5. Tight refund policy. “Theft is less in business with tight and enforced policies.”

6. Offer fair discounts to employees. “Let employees buy products for a fair discount and demonstrate respect for their involvement.”

7. Don’t take cash out yourself. “If employees see you take money out for questionable items like a coffee or your lunch they will feel invited to do the same.”

8. Roster mix up. “Change your roster regularly. It is common that a roster change will show you a theft problem you never thought was there.”

9. Tight internal systems. “Set up good systems with little room for error. Demonstrate through your actions that employees will be caught if they steal from you. Experts advise that people likely to steal choose employers who they assess to be soft targets.”

10. Roster rules. “Don’t have friends working with friends if they are the only ones rostered on.”

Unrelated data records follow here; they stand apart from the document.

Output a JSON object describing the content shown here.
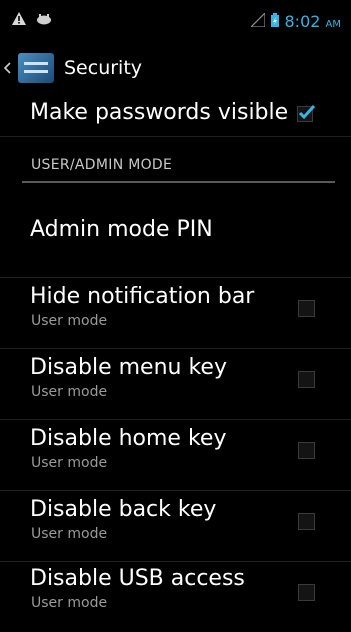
{
  "status_bar": {
    "time": "8:02",
    "ampm": "AM",
    "icons": [
      "warning-icon",
      "usb-icon",
      "signal-icon",
      "battery-icon"
    ]
  },
  "action_bar": {
    "title": "Security",
    "icon": "settings-icon"
  },
  "settings": {
    "make_passwords_visible": {
      "label": "Make passwords visible",
      "checked": true
    },
    "section_header": "USER/ADMIN MODE",
    "admin_pin": {
      "label": "Admin mode PIN"
    },
    "items": [
      {
        "label": "Hide notification bar",
        "summary": "User mode",
        "checked": false
      },
      {
        "label": "Disable menu key",
        "summary": "User mode",
        "checked": false
      },
      {
        "label": "Disable home key",
        "summary": "User mode",
        "checked": false
      },
      {
        "label": "Disable back key",
        "summary": "User mode",
        "checked": false
      },
      {
        "label": "Disable USB access",
        "summary": "User mode",
        "checked": false
      }
    ]
  },
  "colors": {
    "accent": "#33b5e5",
    "background": "#000000",
    "summary_text": "#9a9a9a"
  }
}
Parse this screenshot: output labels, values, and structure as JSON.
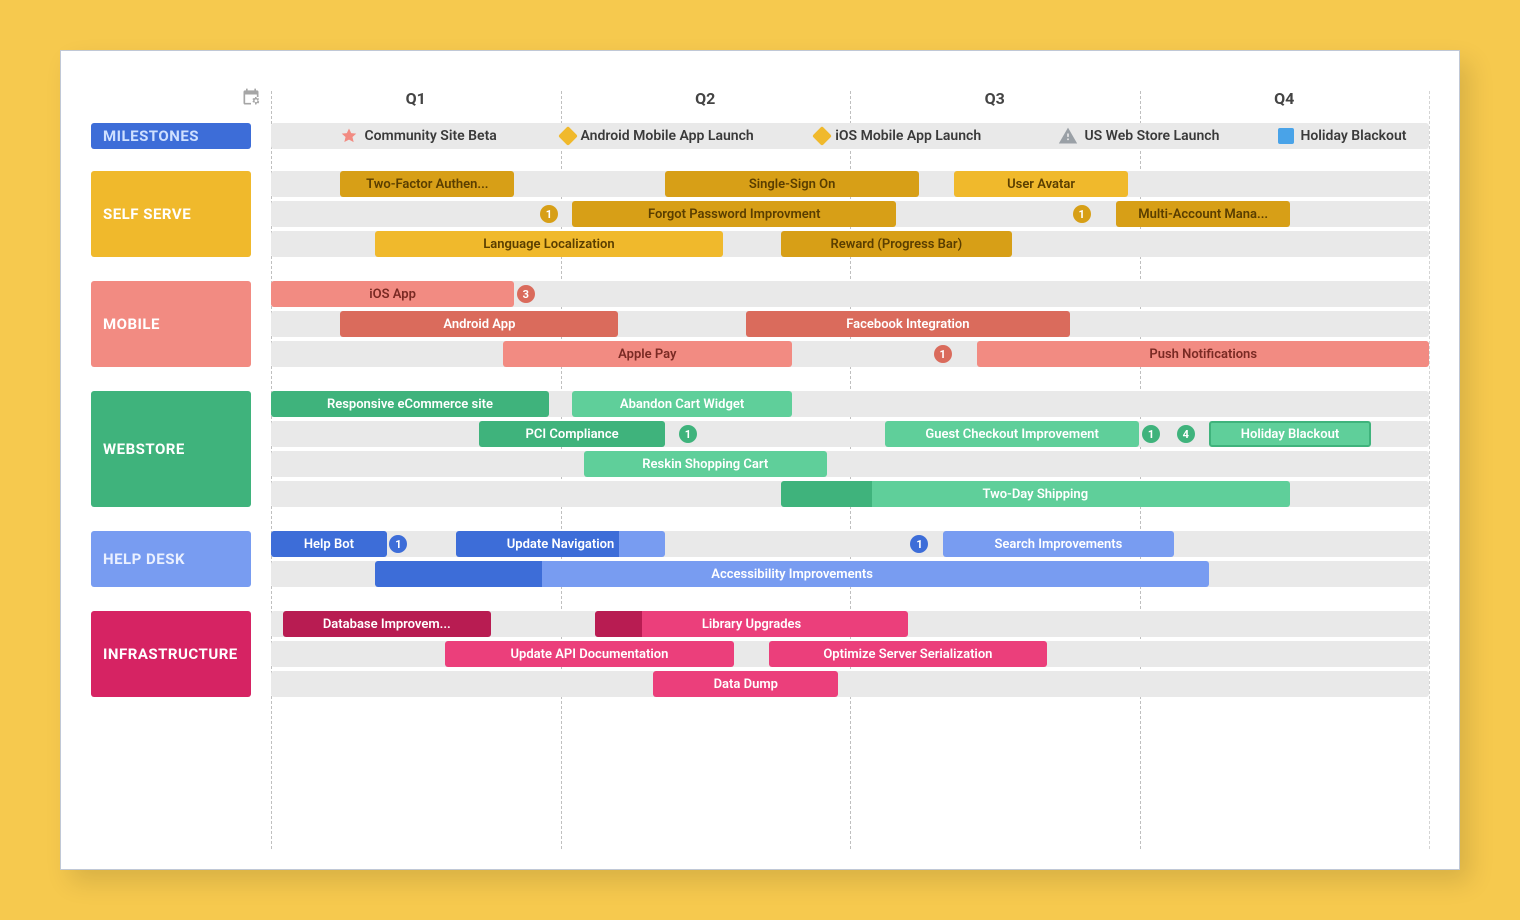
{
  "chart_data": {
    "type": "gantt",
    "x_axis": {
      "categories": [
        "Q1",
        "Q2",
        "Q3",
        "Q4"
      ],
      "unit_percent_per_quarter": 25
    },
    "milestones": [
      {
        "label": "Community Site Beta",
        "quarter": 1,
        "pos_pct": 6,
        "icon": "star",
        "color": "#f28b82"
      },
      {
        "label": "Android Mobile App Launch",
        "quarter": 2,
        "pos_pct": 25,
        "icon": "diamond",
        "color": "#f0b92c"
      },
      {
        "label": "iOS Mobile App Launch",
        "quarter": 3,
        "pos_pct": 47,
        "icon": "diamond",
        "color": "#f0b92c"
      },
      {
        "label": "US Web Store Launch",
        "quarter": 4,
        "pos_pct": 68,
        "icon": "warning",
        "color": "#9aa0a6"
      },
      {
        "label": "Holiday Blackout",
        "quarter": 4,
        "pos_pct": 87,
        "icon": "square",
        "color": "#49a3e8"
      }
    ],
    "groups": [
      {
        "name": "SELF SERVE",
        "color": "#f0b92c",
        "rows": [
          [
            {
              "label": "Two-Factor Authen...",
              "start_pct": 6,
              "width_pct": 15,
              "shade": "dark"
            },
            {
              "label": "Single-Sign On",
              "start_pct": 34,
              "width_pct": 22,
              "shade": "dark"
            },
            {
              "label": "User Avatar",
              "start_pct": 59,
              "width_pct": 15,
              "shade": "light"
            }
          ],
          [
            {
              "badge": 1,
              "at_pct": 24
            },
            {
              "label": "Forgot Password Improvment",
              "start_pct": 26,
              "width_pct": 28,
              "shade": "dark"
            },
            {
              "badge": 1,
              "at_pct": 70
            },
            {
              "label": "Multi-Account Mana...",
              "start_pct": 73,
              "width_pct": 15,
              "shade": "dark"
            }
          ],
          [
            {
              "label": "Language Localization",
              "start_pct": 9,
              "width_pct": 30,
              "shade": "light"
            },
            {
              "label": "Reward (Progress Bar)",
              "start_pct": 44,
              "width_pct": 20,
              "shade": "dark"
            }
          ]
        ]
      },
      {
        "name": "MOBILE",
        "color": "#f28b82",
        "rows": [
          [
            {
              "label": "iOS App",
              "start_pct": 0,
              "width_pct": 21,
              "shade": "light"
            },
            {
              "badge": 3,
              "at_pct": 22
            }
          ],
          [
            {
              "label": "Android App",
              "start_pct": 6,
              "width_pct": 24,
              "shade": "dark"
            },
            {
              "label": "Facebook Integration",
              "start_pct": 41,
              "width_pct": 28,
              "shade": "dark"
            }
          ],
          [
            {
              "label": "Apple Pay",
              "start_pct": 20,
              "width_pct": 25,
              "shade": "light"
            },
            {
              "badge": 1,
              "at_pct": 58
            },
            {
              "label": "Push Notifications",
              "start_pct": 61,
              "width_pct": 39,
              "shade": "light"
            }
          ]
        ]
      },
      {
        "name": "WEBSTORE",
        "color": "#3fb37c",
        "rows": [
          [
            {
              "label": "Responsive eCommerce site",
              "start_pct": 0,
              "width_pct": 24,
              "shade": "dark"
            },
            {
              "label": "Abandon Cart Widget",
              "start_pct": 26,
              "width_pct": 19,
              "shade": "light"
            }
          ],
          [
            {
              "label": "PCI Compliance",
              "start_pct": 18,
              "width_pct": 16,
              "shade": "dark"
            },
            {
              "badge": 1,
              "at_pct": 36
            },
            {
              "label": "Guest Checkout Improvement",
              "start_pct": 53,
              "width_pct": 22,
              "shade": "light"
            },
            {
              "badge": 1,
              "at_pct": 76
            },
            {
              "badge": 4,
              "at_pct": 79
            },
            {
              "label": "Holiday Blackout",
              "start_pct": 81,
              "width_pct": 14,
              "shade": "bordered"
            }
          ],
          [
            {
              "label": "Reskin Shopping Cart",
              "start_pct": 27,
              "width_pct": 21,
              "shade": "light"
            }
          ],
          [
            {
              "label": "Two-Day Shipping",
              "start_pct": 44,
              "width_pct": 44,
              "shade": "light",
              "progress_pct": 18
            }
          ]
        ]
      },
      {
        "name": "HELP DESK",
        "color": "#789cf1",
        "rows": [
          [
            {
              "label": "Help Bot",
              "start_pct": 0,
              "width_pct": 10,
              "shade": "dark"
            },
            {
              "badge": 1,
              "at_pct": 11
            },
            {
              "label": "Update Navigation",
              "start_pct": 16,
              "width_pct": 18,
              "shade": "dark",
              "progress_pct": 78
            },
            {
              "badge": 1,
              "at_pct": 56
            },
            {
              "label": "Search Improvements",
              "start_pct": 58,
              "width_pct": 20,
              "shade": "light"
            }
          ],
          [
            {
              "label": "Accessibility Improvements",
              "start_pct": 9,
              "width_pct": 72,
              "shade": "light",
              "progress_pct": 20
            }
          ]
        ]
      },
      {
        "name": "INFRASTRUCTURE",
        "color": "#d62363",
        "rows": [
          [
            {
              "label": "Database Improvem...",
              "start_pct": 1,
              "width_pct": 18,
              "shade": "dark"
            },
            {
              "label": "Library Upgrades",
              "start_pct": 28,
              "width_pct": 27,
              "shade": "light",
              "progress_pct": 15
            }
          ],
          [
            {
              "label": "Update API Documentation",
              "start_pct": 15,
              "width_pct": 25,
              "shade": "light"
            },
            {
              "label": "Optimize Server Serialization",
              "start_pct": 43,
              "width_pct": 24,
              "shade": "light"
            }
          ],
          [
            {
              "label": "Data Dump",
              "start_pct": 33,
              "width_pct": 16,
              "shade": "light"
            }
          ]
        ]
      }
    ]
  },
  "header": {
    "categories": [
      "Q1",
      "Q2",
      "Q3",
      "Q4"
    ]
  },
  "labels": {
    "milestones": "MILESTONES",
    "selfserve": "SELF SERVE",
    "mobile": "MOBILE",
    "webstore": "WEBSTORE",
    "helpdesk": "HELP DESK",
    "infra": "INFRASTRUCTURE"
  }
}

11. Spend more time up front. “The further you are from the action in your business the greater the opportunity for you to be ripped off. Spend time where the action is - unexpectedly.”

12. Balance the register during the day. “Do this every so often. Again to keep people on their toes. It is also good practice.”

13. Don’t let employees ring their own purchases up.

14. Don’t let employees sell to family and friends.

15. Beware of popularity. “There is anecdotal evidence that the more popular the employee the more likely they are the one stealing from you.”

16. Tell employees you suspect you have a theft problem. “This might uncover comments. It might also scare them to stop.”

17. Install a camera system and use it. “Too often retailers have the technology and don’t use it. To do nothing is to invite trouble. These suggestions are easy and most involve no or only a low cost.”